Review of The Chair, and Criticisms of the Afghan Withdrawal as Pro-War Propaganda

If you are a subscriber, on the podcast you can get my conversation with Rob Henderson about the new show The Chair, which we both thought was awful but nonetheless fun to analyze.

It is also available in video form on YouTube below.

On a different note, I was on the Urbane Cowboys podcast last week and on The Hill TV yesterday covering the news from Afghanistan. It’s amazing to see the suicide attack at the Kabul airport is now being used to justify staying and fighting the Taliban, the enemies of the attackers. This was the same bait and switch we’ve seen throughout the “war on terror”: the US had to fight Saddam because of al-Qaida (his enemies), and also Bashar al-Assad because of ISIS (who he fights) and al-Qaida (who he fights and we’ve literally supported in that civil war). HR McMaster was all over TV yesterday saying the Taliban was actually working with ISIS, which is obviously false. Just like those who posited a connection between Saddam Hussein and al-Qaida nearly two decades ago, he will remain a member of the establishment in good standing, ready to lend us his “expertise” when the next crisis hits.

I’m glad Biden is in the process of completing the withdrawal, and he should be saluted for that. People say it’s been handled poorly (see my thread here), but they do not know what the counterfactual is, and these arguments should be mostly seen as propaganda to either get the US back into the war or send a message to any future president who wants to defy the media and the generals that they’re going to make his life miserable. Perhaps the most popular talking point now is that the US should have used Bagram Air Base, which is according to Google Maps a 1 hour, 36 minute drive away from the capital (i.e., where everyone is). So instead of securing one airport close to the population that needs to be evacuated, the US would have to somehow secure 42 miles of road too.
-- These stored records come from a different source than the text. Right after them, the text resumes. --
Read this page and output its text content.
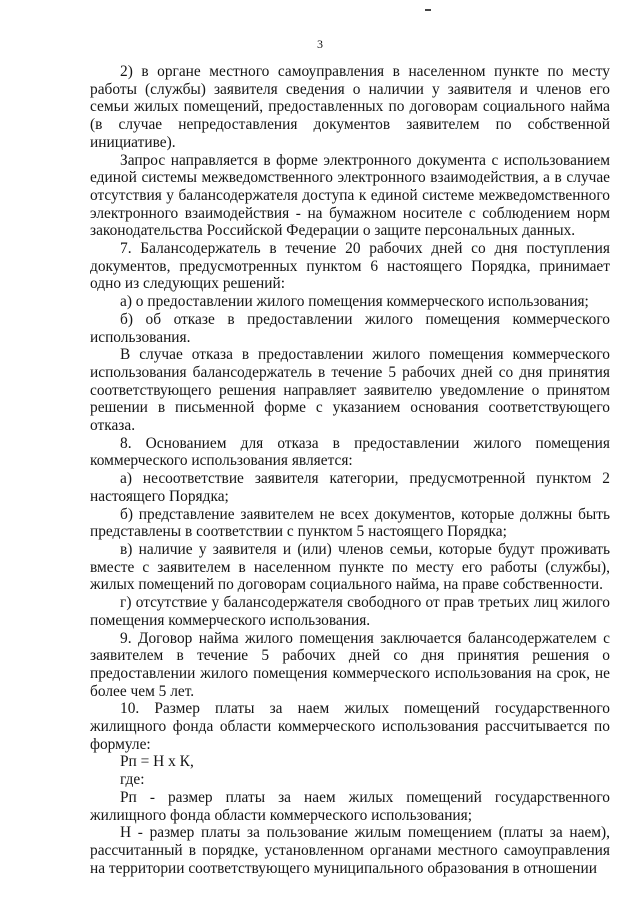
3

2) в органе местного самоуправления в населенном пункте по месту работы (службы) заявителя сведения о наличии у заявителя и членов его семьи жилых помещений, предоставленных по договорам социального найма (в случае непредоставления документов заявителем по собственной инициативе).

Запрос направляется в форме электронного документа с использованием единой системы межведомственного электронного взаимодействия, а в случае отсутствия у балансодержателя доступа к единой системе межведомственного электронного взаимодействия - на бумажном носителе с соблюдением норм законодательства Российской Федерации о защите персональных данных.

7. Балансодержатель в течение 20 рабочих дней со дня поступления документов, предусмотренных пунктом 6 настоящего Порядка, принимает одно из следующих решений:

а) о предоставлении жилого помещения коммерческого использования;

б) об отказе в предоставлении жилого помещения коммерческого использования.

В случае отказа в предоставлении жилого помещения коммерческого использования балансодержатель в течение 5 рабочих дней со дня принятия соответствующего решения направляет заявителю уведомление о принятом решении в письменной форме с указанием основания соответствующего отказа.

8. Основанием для отказа в предоставлении жилого помещения коммерческого использования является:

а) несоответствие заявителя категории, предусмотренной пунктом 2 настоящего Порядка;

б) представление заявителем не всех документов, которые должны быть представлены в соответствии с пунктом 5 настоящего Порядка;

в) наличие у заявителя и (или) членов семьи, которые будут проживать вместе с заявителем в населенном пункте по месту его работы (службы), жилых помещений по договорам социального найма, на праве собственности.

г) отсутствие у балансодержателя свободного от прав третьих лиц жилого помещения коммерческого использования.

9. Договор найма жилого помещения заключается балансодержателем с заявителем в течение 5 рабочих дней со дня принятия решения о предоставлении жилого помещения коммерческого использования на срок, не более чем 5 лет.

10. Размер платы за наем жилых помещений государственного жилищного фонда области коммерческого использования рассчитывается по формуле:

Рп = Н х К,

где:

Рп - размер платы за наем жилых помещений государственного жилищного фонда области коммерческого использования;

Н - размер платы за пользование жилым помещением (платы за наем), рассчитанный в порядке, установленном органами местного самоуправления на территории соответствующего муниципального образования в отношении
Maybe you can send the Afghans to Bagram and evacuate Americans from the airport? Ok, that sounds pretty complicated. You’re still at the airport, and it’s therefore more lightly defended because your resources are spread more thin. You send the Afghans to Bagram, you’re putting them in what I imagine would be the world’s worst traffic jam, providing an ideal target for terrorist attacks. I’ve tried to find pictures of what the roads between Kabul and Bagram look like, and I can’t, but I’m pretty sure if I could it would make all of this sound even more implausible.
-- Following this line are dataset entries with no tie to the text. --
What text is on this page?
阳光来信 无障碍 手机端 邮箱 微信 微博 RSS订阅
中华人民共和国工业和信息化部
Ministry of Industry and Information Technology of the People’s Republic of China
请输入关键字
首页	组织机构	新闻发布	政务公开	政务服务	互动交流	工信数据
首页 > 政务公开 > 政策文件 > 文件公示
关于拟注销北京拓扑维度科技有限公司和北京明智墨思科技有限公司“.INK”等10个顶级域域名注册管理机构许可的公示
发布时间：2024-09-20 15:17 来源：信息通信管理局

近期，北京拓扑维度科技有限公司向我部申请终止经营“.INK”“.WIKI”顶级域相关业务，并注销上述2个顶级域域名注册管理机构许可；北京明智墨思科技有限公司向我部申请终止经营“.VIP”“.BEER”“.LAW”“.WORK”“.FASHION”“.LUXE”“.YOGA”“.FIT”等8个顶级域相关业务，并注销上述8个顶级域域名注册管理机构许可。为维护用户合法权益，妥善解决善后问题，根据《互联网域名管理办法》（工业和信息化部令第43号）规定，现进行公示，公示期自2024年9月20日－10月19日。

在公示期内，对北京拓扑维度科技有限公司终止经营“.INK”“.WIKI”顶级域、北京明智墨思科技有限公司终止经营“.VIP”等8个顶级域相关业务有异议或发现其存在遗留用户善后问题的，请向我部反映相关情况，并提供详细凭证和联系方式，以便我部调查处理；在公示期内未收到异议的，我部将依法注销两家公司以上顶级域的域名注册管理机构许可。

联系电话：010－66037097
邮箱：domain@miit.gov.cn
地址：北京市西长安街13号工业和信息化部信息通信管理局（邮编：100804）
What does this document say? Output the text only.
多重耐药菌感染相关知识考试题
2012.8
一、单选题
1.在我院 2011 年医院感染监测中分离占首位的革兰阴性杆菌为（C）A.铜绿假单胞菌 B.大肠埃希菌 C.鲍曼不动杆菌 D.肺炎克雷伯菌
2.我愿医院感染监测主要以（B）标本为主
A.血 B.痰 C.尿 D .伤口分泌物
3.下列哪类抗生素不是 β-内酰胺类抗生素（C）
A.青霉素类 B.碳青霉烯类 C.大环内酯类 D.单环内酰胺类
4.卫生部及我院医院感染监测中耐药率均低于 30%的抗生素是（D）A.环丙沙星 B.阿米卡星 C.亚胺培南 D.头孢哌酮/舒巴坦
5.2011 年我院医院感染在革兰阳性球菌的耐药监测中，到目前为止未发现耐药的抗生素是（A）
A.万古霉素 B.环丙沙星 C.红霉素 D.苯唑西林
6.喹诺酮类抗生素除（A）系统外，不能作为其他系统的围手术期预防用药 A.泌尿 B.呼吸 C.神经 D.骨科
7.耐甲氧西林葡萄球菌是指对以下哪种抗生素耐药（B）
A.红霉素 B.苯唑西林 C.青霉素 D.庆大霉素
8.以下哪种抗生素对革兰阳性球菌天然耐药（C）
Another criticism has been based on reporting that the US gave the Taliban lists of people that have worked with occupation forces. This is the kind of story that amazes casual observers of foreign affairs who headlines like this are meant to manipulate. Sam Harris, for one, is in shock. People seem not to fully comprehend that the government collapsed, and the US is reliant on the Taliban for security. This means if you want to get people out, you have to cooperate with them. The only other option is to reinvade and go door-to-door looking for people.

Politicians and pundits then ask why we are relying on the Taliban for security. Because there is no Afghan government! That’s the whole point of this thing, the only security forces are the guys the war was launched to remove. But every one of their failures is seen as an excuse to keep doing more of what the war faction wants.
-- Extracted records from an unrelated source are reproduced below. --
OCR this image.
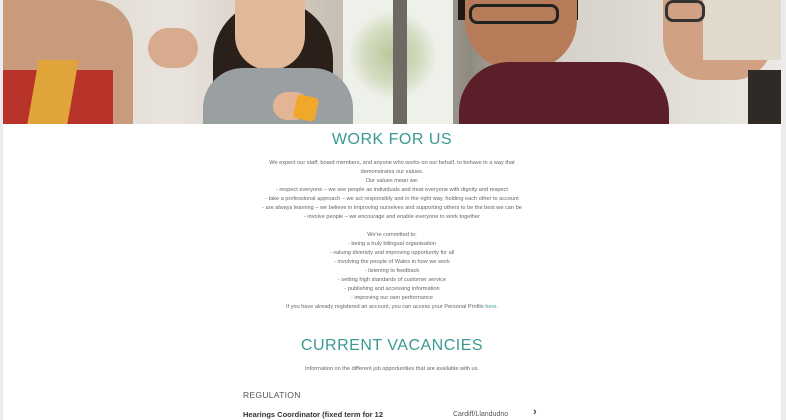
WORK FOR US
We expect our staff, board members, and anyone who works on our behalf, to behave in a way that
demonstrates our values.
Our values mean we:
- respect everyone – we see people as individuals and treat everyone with dignity and respect
- take a professional approach – we act responsibly and in the right way, holding each other to account
- are always learning – we believe in improving ourselves and supporting others to be the best we can be
- involve people – we encourage and enable everyone to work together
We're committed to:
- being a truly bilingual organisation
- valuing diversity and improving opportunity for all
- involving the people of Wales in how we work
- listening to feedback
- setting high standards of customer service
- publishing and accessing information
- improving our own performance
If you have already registered an account, you can access your Personal Profile here.
CURRENT VACANCIES
Information on the different job opportunities that are available with us.
REGULATION
Hearings Coordinator (fixed term for 12	Cardiff/Llandudno ›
I can’t remember who made this analogy, but I read someone say that trying to leave Afghanistan is like trying to pull your penis out of a hornet nest (update: it’s from here). You can sit around debating which technique you should use. But reality constrains your options and the range of potential outcomes, and you will end up with something between really really bad and really really really really bad. The more important thing to focus on is how you can make sure to never listen to the people who got you in that situation again. And the fact that those people are on TV right now being treated as experts on Afghanistan reveals how broken the entire foreign policy ecosystem is.